« Le cœur de Nantes bat toujours à gauche. » Ce dimanche 22 mars, Johanna Rolland a exprimé son soulagement après une campagne tendue et une victoire acquise de justesse. La maire socialiste de la sixième ville de France rempile pour un troisième mandat, face à un adversaire de droite qui l’a poussée jusqu’au fil du rasoir électoral.
Devant « le millier de militants en liesse rassemblés à l’hôtel de ville », Mme Rolland a reconnu avoir « eu peur » et même « tremblé » dans la dernière ligne droite. L’issue du second tour confirme un maintien de la ville dans le giron de la gauche, mais par une marge étroite et après des négociations décisives.

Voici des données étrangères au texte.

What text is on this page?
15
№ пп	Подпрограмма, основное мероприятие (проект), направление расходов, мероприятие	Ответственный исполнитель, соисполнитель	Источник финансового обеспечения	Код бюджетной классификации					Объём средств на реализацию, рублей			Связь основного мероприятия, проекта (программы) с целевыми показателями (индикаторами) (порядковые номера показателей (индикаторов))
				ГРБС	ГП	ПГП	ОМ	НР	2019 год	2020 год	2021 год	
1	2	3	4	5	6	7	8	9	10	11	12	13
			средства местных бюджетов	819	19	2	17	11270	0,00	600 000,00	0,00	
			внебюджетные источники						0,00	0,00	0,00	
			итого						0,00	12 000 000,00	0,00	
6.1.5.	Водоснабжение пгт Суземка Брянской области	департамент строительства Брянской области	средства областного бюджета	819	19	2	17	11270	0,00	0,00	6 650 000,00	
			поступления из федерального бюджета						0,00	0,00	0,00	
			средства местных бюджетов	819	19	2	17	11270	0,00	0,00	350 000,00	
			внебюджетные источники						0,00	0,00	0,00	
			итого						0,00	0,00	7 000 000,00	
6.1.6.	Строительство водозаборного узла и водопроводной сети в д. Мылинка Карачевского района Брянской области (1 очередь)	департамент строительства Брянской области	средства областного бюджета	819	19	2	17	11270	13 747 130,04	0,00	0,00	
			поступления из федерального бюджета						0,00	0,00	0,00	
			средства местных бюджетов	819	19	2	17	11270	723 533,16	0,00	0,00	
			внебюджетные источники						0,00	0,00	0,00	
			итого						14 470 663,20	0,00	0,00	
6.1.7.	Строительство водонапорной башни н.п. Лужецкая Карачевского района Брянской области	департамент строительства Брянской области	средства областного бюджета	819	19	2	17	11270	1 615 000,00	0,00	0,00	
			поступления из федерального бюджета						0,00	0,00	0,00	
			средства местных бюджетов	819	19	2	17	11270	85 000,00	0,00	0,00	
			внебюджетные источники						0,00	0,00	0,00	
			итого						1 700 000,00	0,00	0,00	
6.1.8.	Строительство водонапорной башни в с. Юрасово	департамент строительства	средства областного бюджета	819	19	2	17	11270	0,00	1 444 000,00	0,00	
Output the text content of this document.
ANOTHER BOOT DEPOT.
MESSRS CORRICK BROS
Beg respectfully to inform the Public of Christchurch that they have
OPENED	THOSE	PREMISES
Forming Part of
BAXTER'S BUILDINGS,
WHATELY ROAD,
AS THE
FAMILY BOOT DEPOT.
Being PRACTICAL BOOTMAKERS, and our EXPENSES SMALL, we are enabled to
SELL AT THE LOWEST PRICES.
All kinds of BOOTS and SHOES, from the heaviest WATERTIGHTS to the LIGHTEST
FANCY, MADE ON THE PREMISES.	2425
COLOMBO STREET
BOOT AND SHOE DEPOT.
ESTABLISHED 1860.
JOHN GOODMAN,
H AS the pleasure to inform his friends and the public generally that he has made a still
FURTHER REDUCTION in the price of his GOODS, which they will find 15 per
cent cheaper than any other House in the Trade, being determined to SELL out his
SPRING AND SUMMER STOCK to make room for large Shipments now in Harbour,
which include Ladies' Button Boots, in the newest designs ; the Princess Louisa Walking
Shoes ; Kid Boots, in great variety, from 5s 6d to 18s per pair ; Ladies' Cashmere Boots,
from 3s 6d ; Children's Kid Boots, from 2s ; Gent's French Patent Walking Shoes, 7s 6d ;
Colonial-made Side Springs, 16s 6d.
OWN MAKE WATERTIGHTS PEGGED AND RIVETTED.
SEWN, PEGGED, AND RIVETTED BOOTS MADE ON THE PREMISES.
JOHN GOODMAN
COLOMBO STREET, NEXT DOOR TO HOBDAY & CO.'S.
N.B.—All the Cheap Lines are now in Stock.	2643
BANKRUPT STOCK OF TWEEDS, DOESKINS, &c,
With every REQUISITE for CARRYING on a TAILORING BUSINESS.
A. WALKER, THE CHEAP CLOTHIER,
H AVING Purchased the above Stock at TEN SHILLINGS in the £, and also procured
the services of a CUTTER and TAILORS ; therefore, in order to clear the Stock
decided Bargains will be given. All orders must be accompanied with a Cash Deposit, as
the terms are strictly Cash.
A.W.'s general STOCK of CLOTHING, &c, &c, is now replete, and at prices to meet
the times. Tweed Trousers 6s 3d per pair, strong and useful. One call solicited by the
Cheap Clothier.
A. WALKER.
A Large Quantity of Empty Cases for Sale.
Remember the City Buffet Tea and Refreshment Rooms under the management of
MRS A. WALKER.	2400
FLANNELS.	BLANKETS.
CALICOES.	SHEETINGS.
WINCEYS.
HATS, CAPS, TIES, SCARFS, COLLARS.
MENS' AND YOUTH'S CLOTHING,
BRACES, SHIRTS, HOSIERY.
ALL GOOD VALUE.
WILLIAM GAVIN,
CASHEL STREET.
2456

Un duel au final serré : 52,18% contre 47,82%
Au second tour, Johanna Rolland l’emporte avec 52,18 % des voix contre 47,82 % pour Foulques Chombart de Lauwe, candidat Les Républicains (LR) porté par l’union de la droite et du centre. Ce résultat traduit un rapport de force resserré : l’écart entre les deux finalistes reste inférieur à cinq points, reflétant une compétition intense dans une ville considérée comme bastion de la gauche depuis 1989.
Le vaincu, Foulques Chombart de Lauwe, était encore « un parfait inconnu » il y a trois ans selon le récit rapporté, avant de se lancer en campagne et d’adopter un slogan offensif : « Il faut virer Johanna Rolland. » Son score élevé au second tour a contraint l’équipe sortante à composer pour sécuriser la majorité.

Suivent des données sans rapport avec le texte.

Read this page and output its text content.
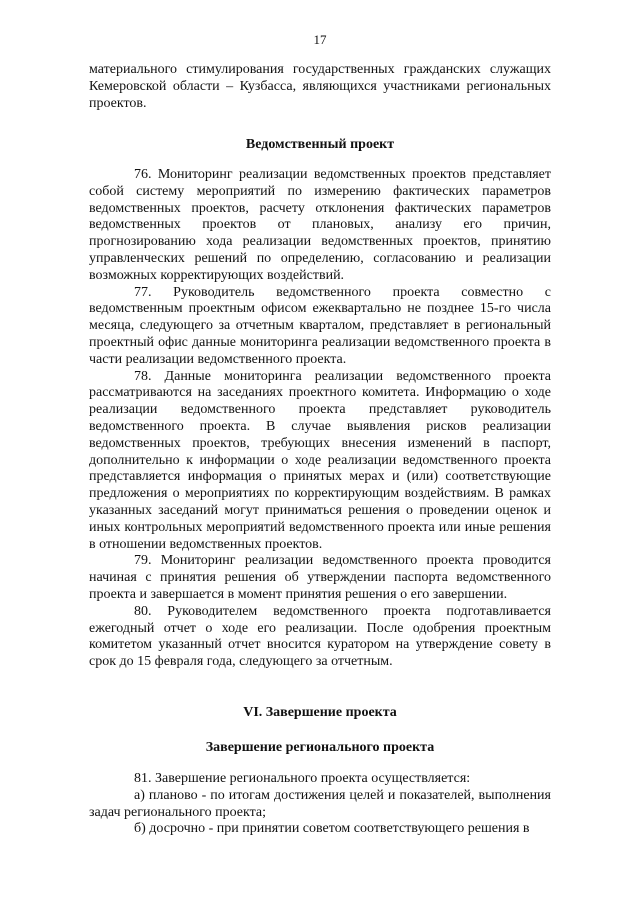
17

материального стимулирования государственных гражданских служащих Кемеровской области – Кузбасса, являющихся участниками региональных проектов.

Ведомственный проект

76. Мониторинг реализации ведомственных проектов представляет собой систему мероприятий по измерению фактических параметров ведомственных проектов, расчету отклонения фактических параметров ведомственных проектов от плановых, анализу его причин, прогнозированию хода реализации ведомственных проектов, принятию управленческих решений по определению, согласованию и реализации возможных корректирующих воздействий.

77. Руководитель ведомственного проекта совместно с ведомственным проектным офисом ежеквартально не позднее 15-го числа месяца, следующего за отчетным кварталом, представляет в региональный проектный офис данные мониторинга реализации ведомственного проекта в части реализации ведомственного проекта.

78. Данные мониторинга реализации ведомственного проекта рассматриваются на заседаниях проектного комитета. Информацию о ходе реализации ведомственного проекта представляет руководитель ведомственного проекта. В случае выявления рисков реализации ведомственных проектов, требующих внесения изменений в паспорт, дополнительно к информации о ходе реализации ведомственного проекта представляется информация о принятых мерах и (или) соответствующие предложения о мероприятиях по корректирующим воздействиям. В рамках указанных заседаний могут приниматься решения о проведении оценок и иных контрольных мероприятий ведомственного проекта или иные решения в отношении ведомственных проектов.

79. Мониторинг реализации ведомственного проекта проводится начиная с принятия решения об утверждении паспорта ведомственного проекта и завершается в момент принятия решения о его завершении.

80. Руководителем ведомственного проекта подготавливается ежегодный отчет о ходе его реализации. После одобрения проектным комитетом указанный отчет вносится куратором на утверждение совету в срок до 15 февраля года, следующего за отчетным.

VI. Завершение проекта
Завершение регионального проекта

81. Завершение регионального проекта осуществляется:

а) планово - по итогам достижения целей и показателей, выполнения задач регионального проекта;

б) досрочно - при принятии советом соответствующего решения в
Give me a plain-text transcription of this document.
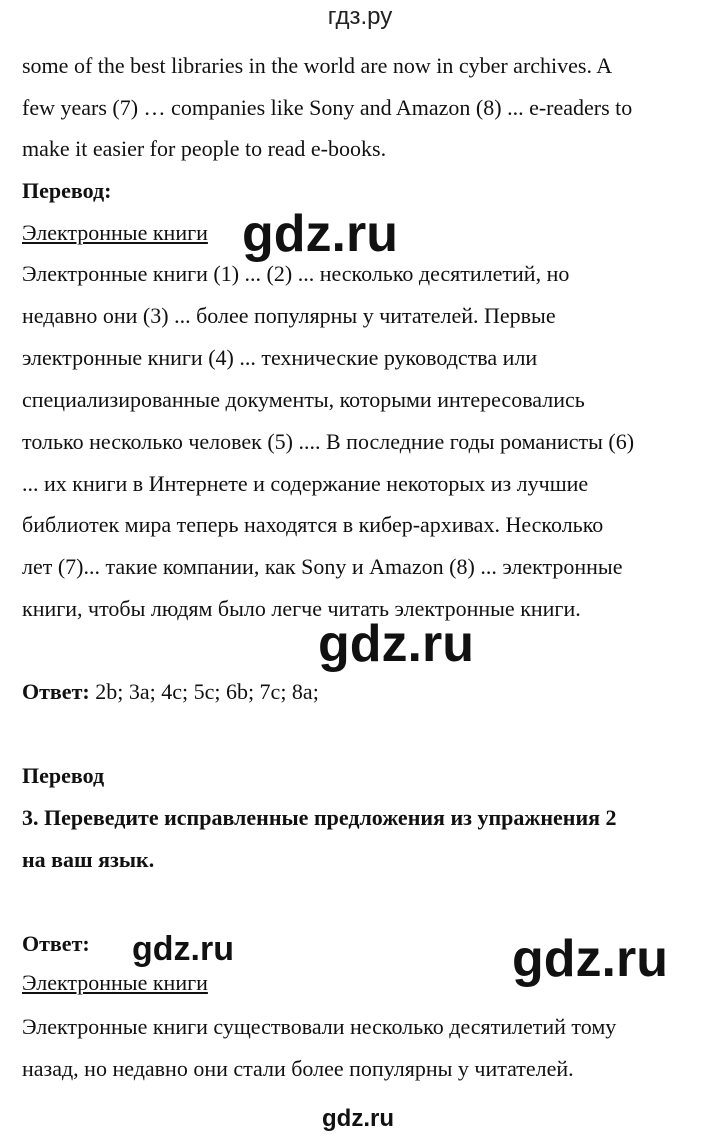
гдз.ру
some of the best libraries in the world are now in cyber archives. A
few years (7) … companies like Sony and Amazon (8) ... e-readers to
make it easier for people to read e-books.
Перевод:
Электронные книги
Электронные книги (1) ... (2) ... несколько десятилетий, но
недавно они (3) ... более популярны у читателей. Первые
электронные книги (4) ... технические руководства или
специализированные документы, которыми интересовались
только несколько человек (5) .... В последние годы романисты (6)
... их книги в Интернете и содержание некоторых из лучшие
библиотек мира теперь находятся в кибер-архивах. Несколько
лет (7)... такие компании, как Sony и Amazon (8) ... электронные
книги, чтобы людям было легче читать электронные книги.
Ответ: 2b; 3a; 4c; 5c; 6b; 7c; 8a;
Перевод
3. Переведите исправленные предложения из упражнения 2
на ваш язык.
Ответ:
Электронные книги
Электронные книги существовали несколько десятилетий тому
назад, но недавно они стали более популярны у читателей.
gdz.ru
gdz.ru
gdz.ru	gdz.ru
gdz.ru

Une alliance décisive avec La France insoumise
La victoire de Mme Rolland doit beaucoup à une fusion au second tour opérée avec La France insoumise (LFI). L’alliance est née après un premier tour où le chef de file des « insoumis » nantais, William Aucant, avait obtenu 11,20 % des voix. La candidate socialiste, qui espérait initialement creuser l’écart dès le premier tour pour ne rien devoir à LFI, a finalement conclu un accord après « éprouvantes négociations ».
Selon les termes négociés, Mme Rolland proposait dix postes d’élus aux représentants de LFI, dont cinq sièges à la Métropole. En bout de chaîne, du fait du score final de M. Chombart de Lauwe, les « insoumis » obtiennent neuf sièges et non dix, ressort-il du décompte communiqué à l’issue du scrutin.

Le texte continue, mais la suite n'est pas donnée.